1. Where a company has raised funds by issue of shares, debentures or other securities to the public (including a public issue in a foreign country) or where a company listed on a stock exchange has issued such securities to existing shareholders, a comparative statement shall be annexed to the balance sheet showing, inter alia, projected figures relating to end use of funds and means of finance along with the actual figures relating thereto. The projected use of funds and the projected means of finance shall be as stated in the prospectus/other relevant document (e.g., offer document in case of a right issue). The aforesaid statement shall be annexed to all balance sheets issued after the date the funds are so raised till the accomplishment of the objects of the issue. In case funds are utilised for purposes other than those stated in the prospectus/other relevant document, the nature and quantum thereof and reasons for the same shall also be given in the aforesaid statement.

2. A cash flow statement shall be annexed to the balance sheet showing cash flows classified by operating, investing and financing activities. Such a statement shall be prepared and presented for the period covered by the profit and loss account and for the corresponding previous period. It should be prepared in accordance with Accounting Standard 3 (AS 3) issued by ICAI.

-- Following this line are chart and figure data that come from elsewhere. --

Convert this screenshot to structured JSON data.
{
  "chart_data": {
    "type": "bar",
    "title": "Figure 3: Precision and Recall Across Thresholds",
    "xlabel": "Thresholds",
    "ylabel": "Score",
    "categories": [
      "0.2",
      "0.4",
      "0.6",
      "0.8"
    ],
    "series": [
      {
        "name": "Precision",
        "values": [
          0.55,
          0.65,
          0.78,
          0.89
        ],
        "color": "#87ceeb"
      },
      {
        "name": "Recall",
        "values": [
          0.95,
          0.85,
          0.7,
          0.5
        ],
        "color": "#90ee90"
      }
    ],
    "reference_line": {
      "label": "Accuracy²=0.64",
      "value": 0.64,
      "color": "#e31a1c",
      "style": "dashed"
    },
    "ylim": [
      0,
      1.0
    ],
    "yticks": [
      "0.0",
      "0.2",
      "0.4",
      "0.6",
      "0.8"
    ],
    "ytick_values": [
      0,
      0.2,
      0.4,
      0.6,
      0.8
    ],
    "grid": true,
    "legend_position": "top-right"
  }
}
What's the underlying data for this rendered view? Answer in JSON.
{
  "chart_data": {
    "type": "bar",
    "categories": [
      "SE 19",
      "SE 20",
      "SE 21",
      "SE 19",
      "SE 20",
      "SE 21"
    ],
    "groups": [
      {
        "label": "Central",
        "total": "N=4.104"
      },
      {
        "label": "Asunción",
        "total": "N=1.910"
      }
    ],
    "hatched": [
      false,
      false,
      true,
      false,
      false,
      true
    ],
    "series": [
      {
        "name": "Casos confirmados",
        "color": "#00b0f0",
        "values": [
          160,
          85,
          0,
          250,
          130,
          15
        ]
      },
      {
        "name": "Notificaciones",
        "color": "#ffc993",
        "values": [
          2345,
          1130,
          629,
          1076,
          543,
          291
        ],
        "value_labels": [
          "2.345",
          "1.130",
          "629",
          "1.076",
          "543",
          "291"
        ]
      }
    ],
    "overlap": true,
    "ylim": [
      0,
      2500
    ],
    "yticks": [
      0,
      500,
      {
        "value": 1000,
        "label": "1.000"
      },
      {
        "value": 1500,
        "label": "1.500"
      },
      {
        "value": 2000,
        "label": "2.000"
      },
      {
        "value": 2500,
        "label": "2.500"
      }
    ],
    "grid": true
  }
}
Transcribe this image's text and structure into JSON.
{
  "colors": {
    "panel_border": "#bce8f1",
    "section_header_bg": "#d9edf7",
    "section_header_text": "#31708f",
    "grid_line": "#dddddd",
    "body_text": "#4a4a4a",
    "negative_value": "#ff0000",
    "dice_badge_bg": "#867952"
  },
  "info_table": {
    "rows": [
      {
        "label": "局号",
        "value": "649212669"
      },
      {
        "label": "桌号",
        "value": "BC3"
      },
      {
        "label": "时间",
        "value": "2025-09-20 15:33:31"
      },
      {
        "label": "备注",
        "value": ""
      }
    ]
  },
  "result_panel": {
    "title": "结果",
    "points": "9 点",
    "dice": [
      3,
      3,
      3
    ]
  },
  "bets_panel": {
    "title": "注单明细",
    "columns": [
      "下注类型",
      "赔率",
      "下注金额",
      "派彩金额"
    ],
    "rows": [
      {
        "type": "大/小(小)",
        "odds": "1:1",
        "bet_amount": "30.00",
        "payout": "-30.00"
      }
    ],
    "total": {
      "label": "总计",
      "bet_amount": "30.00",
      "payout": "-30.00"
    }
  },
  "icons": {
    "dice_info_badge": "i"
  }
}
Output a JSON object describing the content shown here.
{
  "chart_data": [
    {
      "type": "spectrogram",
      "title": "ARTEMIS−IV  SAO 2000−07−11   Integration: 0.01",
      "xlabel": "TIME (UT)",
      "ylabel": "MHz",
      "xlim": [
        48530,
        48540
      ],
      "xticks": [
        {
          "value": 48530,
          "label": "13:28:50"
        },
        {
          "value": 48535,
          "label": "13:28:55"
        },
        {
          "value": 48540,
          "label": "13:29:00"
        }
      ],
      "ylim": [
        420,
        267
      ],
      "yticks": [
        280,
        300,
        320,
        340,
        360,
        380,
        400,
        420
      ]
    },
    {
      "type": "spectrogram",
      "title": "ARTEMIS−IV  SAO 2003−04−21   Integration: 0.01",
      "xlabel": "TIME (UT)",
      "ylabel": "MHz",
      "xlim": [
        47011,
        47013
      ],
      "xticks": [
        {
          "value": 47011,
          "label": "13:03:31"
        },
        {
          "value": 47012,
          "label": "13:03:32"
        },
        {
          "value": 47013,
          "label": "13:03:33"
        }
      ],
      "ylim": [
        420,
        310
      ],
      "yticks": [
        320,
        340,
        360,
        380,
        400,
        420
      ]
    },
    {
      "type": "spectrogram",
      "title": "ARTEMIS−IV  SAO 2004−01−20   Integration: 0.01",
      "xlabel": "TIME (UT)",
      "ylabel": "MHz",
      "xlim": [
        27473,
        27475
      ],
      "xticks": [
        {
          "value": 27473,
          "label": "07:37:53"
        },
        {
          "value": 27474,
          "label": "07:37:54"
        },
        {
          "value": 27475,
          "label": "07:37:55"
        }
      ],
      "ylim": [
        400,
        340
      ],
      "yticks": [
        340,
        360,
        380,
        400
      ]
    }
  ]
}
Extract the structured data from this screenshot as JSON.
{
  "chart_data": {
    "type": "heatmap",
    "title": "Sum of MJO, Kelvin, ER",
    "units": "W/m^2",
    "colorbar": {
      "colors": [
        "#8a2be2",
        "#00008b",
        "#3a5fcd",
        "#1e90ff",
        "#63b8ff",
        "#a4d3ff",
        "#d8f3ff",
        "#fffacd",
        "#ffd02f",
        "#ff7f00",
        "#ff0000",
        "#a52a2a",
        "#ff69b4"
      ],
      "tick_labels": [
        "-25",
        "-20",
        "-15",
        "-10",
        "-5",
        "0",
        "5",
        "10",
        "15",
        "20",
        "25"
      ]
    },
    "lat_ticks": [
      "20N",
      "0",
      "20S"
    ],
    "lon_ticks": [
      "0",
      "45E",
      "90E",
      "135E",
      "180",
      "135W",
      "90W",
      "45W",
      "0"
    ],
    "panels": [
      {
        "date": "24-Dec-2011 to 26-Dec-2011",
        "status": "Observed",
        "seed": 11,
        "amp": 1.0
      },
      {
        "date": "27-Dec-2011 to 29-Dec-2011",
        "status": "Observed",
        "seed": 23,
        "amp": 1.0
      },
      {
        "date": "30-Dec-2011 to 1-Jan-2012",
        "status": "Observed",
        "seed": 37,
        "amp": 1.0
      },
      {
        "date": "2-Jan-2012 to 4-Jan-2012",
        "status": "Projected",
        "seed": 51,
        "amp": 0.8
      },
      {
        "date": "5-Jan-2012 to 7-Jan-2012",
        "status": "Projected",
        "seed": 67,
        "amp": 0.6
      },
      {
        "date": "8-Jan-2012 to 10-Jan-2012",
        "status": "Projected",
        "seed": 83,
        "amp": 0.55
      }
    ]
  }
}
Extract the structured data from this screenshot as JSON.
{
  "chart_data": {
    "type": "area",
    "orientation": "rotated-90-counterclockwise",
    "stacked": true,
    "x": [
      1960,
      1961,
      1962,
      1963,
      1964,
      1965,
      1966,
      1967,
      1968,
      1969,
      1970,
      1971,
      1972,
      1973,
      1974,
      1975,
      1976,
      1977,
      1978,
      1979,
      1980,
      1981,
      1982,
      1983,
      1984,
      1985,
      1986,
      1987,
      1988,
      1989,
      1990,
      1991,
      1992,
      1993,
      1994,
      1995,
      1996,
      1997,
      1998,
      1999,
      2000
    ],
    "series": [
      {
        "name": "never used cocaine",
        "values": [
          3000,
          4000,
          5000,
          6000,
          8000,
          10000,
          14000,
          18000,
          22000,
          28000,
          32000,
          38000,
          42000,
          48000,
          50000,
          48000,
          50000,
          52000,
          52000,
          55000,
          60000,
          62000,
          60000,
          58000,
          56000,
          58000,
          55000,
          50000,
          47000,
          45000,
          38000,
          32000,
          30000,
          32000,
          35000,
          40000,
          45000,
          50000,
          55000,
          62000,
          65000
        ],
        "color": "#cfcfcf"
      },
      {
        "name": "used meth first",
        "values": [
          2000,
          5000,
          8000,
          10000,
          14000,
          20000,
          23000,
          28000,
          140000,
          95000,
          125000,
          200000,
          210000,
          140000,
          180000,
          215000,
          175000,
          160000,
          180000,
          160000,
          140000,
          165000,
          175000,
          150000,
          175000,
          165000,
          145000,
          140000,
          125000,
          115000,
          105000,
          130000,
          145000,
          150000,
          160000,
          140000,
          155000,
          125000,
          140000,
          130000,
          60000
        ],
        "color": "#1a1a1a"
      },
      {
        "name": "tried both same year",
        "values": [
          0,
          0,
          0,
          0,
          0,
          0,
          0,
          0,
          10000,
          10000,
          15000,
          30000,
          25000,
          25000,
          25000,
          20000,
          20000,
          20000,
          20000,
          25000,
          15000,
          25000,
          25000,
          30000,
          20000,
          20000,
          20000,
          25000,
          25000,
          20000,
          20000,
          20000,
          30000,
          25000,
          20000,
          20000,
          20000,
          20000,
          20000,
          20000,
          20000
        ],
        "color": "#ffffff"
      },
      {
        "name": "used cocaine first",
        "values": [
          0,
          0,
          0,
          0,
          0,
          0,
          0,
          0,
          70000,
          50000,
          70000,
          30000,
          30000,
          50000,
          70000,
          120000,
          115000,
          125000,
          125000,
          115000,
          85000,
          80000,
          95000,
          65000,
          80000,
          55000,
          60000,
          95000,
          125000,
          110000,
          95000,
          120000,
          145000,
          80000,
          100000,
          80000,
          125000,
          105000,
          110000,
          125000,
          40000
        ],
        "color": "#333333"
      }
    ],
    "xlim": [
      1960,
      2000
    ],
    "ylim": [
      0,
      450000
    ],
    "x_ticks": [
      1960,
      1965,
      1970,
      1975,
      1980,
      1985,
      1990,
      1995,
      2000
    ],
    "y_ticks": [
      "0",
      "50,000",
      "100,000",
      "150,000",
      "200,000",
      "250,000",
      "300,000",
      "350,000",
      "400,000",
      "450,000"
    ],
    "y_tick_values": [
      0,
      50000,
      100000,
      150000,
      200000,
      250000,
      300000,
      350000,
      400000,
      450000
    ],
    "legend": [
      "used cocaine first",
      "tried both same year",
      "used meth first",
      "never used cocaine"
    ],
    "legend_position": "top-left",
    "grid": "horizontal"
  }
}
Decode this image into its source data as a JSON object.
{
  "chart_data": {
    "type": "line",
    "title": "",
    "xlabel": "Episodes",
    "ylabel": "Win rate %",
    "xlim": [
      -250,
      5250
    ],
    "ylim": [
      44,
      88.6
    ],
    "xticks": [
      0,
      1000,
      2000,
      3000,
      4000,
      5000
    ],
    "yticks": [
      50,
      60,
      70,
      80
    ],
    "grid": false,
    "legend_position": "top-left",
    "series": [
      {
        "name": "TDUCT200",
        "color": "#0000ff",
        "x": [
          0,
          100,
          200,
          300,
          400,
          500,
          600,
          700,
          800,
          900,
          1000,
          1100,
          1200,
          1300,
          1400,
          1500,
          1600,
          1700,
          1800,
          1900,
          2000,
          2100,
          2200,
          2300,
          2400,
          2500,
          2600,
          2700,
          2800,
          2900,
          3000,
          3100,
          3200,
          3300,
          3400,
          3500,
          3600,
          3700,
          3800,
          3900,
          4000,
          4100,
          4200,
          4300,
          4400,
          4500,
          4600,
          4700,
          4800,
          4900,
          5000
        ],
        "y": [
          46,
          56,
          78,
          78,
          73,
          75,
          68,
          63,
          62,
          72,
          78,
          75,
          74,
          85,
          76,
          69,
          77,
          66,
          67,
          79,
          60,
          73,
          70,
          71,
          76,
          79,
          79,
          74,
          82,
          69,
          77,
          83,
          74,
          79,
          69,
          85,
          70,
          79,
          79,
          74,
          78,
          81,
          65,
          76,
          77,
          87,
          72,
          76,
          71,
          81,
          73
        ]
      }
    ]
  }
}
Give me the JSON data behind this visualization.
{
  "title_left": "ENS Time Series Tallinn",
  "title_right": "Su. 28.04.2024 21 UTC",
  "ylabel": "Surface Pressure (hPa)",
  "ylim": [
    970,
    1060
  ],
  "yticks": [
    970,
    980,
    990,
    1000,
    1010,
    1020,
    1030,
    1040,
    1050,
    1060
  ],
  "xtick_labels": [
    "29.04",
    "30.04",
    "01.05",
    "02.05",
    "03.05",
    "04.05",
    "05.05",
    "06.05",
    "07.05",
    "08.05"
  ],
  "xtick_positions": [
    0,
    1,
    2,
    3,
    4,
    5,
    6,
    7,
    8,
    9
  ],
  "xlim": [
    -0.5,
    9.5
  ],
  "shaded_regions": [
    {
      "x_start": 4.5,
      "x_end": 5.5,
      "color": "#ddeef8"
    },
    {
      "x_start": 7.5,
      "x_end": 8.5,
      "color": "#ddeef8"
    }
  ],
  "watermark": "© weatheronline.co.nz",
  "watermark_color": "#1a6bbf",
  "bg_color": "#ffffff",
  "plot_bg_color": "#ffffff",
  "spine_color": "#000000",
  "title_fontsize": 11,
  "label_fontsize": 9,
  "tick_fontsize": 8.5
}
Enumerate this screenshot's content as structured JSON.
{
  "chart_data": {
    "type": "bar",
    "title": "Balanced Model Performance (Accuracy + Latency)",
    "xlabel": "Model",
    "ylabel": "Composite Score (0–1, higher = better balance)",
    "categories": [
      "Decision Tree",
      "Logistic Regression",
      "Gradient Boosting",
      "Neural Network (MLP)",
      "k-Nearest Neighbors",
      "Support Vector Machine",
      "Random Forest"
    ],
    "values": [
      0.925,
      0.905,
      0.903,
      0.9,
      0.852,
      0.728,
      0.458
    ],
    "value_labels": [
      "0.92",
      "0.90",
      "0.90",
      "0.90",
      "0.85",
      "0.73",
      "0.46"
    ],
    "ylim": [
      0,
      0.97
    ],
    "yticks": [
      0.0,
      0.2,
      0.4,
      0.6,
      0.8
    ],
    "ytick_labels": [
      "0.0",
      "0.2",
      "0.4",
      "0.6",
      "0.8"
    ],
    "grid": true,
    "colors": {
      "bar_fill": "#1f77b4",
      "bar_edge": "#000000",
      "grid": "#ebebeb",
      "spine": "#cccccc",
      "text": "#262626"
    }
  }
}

3. In case an application for winding up of the company due to inability of the company to pay its debts within the meaning of section 434 of the Companies Act, 1956, has been made to a court, the fact shall be disclosed.

4. A statement showing the computation of net owned fund (as defined in Explanation (I) to section 45 IA of the Reserve Bank of India Act, 1934) after making necessary provisions in accordance with Non-Banking Financial Companies Prudential Norms (Reserve Bank) Directions, 1998 issued by the Reserve Bank of India and Accounting Standards and / or Guidance Notes issued by the Institute of Chartered Accountants of India as at the end of the financial year.

5. A statement showing the computation of capital adequacy ratio as at the end of the financial year in accordance with the Non-Banking Financial Companies Prudential Norms (Reserve Bank) Directions, 1998 issued by the Reserve Bank of India.

6. A statement showing –

    1. the amount required to be maintained by the company, as of the last day of the financial year, in unencumbered approved securities in pursuance of the provisions of section 45-IB of the Reserve Bank of India Act, 1934;
    2. value, as of the last day of the financial year, of securities maintained by the company in pursuance of the aforesaid section;
    3. name and address of the bank to whom the above-mentioned securities have been entrusted in pursuance of the Non-Banking Financial Companies Acceptance of Public Deposits (Reserve Bank) Directions, 1998.

7. Disclosures as per the requirements of Part IV of Schedule VI to the Companies Act, 1956, shall also be made to the extent applicable.

8. A statement showing funds-based assets (i.e. assets given on lease, investments and loans and advances) of an NBFC, segregating such assets into two categories, viz.:

  1. those assets in respect of which funds have been locked in an account of an individual or an individual enterprise in excess of 10% of the total funds locked in the funds based assets and
  2. others

should be given in the following format:

Category of Accounts

Number of Accounts

Amount (in Rupees)

Individual Accounts in Excess of 10% of Total Funds

   

Other Accounts

   

TOTAL

   


1
This information can be furnished in a separate Schedule if the items are numerous. In case of a non-banking financial company having non-financial business also, the details of its current assets are required to be disclosed as per the requirements of Schedule VI to the Companies Act, 1956.